Since he was arrested, Bardgett has been forbidden to enter a medical facility unless he has a scheduled appointment or an emergency need for medical treatment.

Bardgett's lawyer, Peter D. Anderson of Manchester, said Bardgett was authorized to give the injections.

"These women ... were very sick," Anderson said. "For the state medical examiner and state to claim the defendant's actions are the cause of death, (that's) a real stretch."

Anderson said Bardgett called Hamm's physician and got permission to give her morphine.

He said Bardgett only gave Hamm half the dose that was prescribed by the doctor.

And there were standing orders that nurses could administer morphine to Koch, which they had done in the 10 days before she died, Anderson said.

"The morphine injections at issue were administered at least 50 percent by other nurses," Anderson said.

Anderson said Bardgett's comments after the women died may have been "ill-advised," but don't indicate he had intent to kill.

"There were no statements during the course or before a crime that would be indicative of intent," Anderson said.

Nurses who encountered Bardgett after the women died told prosecutors he smirked and appeared arrogant and happy.

A funeral director who was removing one of the bodies called Bardgett's behavior "unusual ... almost as if he was on a natural high," Delaney said.

Prosecutors contend Bardgett injected morphine into Koch intravenously despite doctor's orders she only receive the pain medication in an injection under her skin, not in her veins.

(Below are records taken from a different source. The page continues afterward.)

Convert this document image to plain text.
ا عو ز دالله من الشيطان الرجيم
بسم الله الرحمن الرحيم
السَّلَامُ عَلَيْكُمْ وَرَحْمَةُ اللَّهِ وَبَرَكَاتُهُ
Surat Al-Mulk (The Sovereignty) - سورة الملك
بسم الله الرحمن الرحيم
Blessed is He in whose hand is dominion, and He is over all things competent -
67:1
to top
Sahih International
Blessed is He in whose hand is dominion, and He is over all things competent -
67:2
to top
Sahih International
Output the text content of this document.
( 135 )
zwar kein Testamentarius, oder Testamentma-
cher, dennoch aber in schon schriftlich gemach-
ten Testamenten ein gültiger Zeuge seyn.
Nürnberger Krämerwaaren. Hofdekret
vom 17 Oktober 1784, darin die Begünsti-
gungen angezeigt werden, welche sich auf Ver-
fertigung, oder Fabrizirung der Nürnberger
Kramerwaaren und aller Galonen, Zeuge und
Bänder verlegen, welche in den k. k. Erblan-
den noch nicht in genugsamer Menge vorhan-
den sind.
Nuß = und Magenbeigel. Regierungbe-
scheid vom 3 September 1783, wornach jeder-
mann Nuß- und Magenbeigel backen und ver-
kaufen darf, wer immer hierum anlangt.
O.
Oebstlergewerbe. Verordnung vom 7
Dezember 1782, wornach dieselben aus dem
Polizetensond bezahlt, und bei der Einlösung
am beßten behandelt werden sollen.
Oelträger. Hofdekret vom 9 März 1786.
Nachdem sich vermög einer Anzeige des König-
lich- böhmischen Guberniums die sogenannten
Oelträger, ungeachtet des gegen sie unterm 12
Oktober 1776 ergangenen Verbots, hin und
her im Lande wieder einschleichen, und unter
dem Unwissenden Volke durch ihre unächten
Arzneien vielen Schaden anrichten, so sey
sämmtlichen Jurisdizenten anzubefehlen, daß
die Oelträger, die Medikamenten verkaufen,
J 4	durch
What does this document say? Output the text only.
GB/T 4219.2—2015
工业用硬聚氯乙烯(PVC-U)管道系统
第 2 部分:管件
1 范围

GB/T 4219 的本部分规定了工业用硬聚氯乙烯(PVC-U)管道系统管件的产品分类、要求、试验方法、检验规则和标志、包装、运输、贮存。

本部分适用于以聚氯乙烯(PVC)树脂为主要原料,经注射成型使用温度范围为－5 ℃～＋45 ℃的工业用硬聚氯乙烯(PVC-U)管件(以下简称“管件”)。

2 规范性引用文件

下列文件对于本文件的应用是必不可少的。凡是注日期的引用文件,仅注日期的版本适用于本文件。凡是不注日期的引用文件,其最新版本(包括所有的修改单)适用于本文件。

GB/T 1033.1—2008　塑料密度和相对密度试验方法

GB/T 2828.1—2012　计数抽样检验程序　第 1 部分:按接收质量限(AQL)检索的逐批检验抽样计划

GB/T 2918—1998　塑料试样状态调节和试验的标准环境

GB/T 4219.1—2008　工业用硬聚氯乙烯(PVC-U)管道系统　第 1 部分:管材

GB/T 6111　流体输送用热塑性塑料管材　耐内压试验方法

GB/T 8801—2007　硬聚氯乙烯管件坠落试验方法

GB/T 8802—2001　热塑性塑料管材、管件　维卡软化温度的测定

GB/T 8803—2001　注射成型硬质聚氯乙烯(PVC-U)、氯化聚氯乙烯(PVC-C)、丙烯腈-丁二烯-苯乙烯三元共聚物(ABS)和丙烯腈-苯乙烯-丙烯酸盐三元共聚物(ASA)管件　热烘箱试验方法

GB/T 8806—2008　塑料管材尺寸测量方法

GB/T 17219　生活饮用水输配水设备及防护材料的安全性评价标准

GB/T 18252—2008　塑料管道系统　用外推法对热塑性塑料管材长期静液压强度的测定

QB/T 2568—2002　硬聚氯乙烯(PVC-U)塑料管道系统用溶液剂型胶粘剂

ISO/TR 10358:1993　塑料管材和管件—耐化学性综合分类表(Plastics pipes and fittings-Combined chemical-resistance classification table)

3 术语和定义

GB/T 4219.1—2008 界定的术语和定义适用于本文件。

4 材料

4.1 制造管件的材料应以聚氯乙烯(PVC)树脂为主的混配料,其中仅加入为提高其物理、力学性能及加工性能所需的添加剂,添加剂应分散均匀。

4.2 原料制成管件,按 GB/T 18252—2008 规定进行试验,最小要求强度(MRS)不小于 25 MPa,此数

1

They also allege Bardgett lied to Hamm's doctor to get the morphine prescription and gave her the drug without alerting her family as he was required to do.

Anderson argued that prosecuting both cases at the same time wouldn't be fair to Bardgett. He said the cases should be split because Bardgett may want to testify in one case, but not the other.

"The court should sever these matters," he said.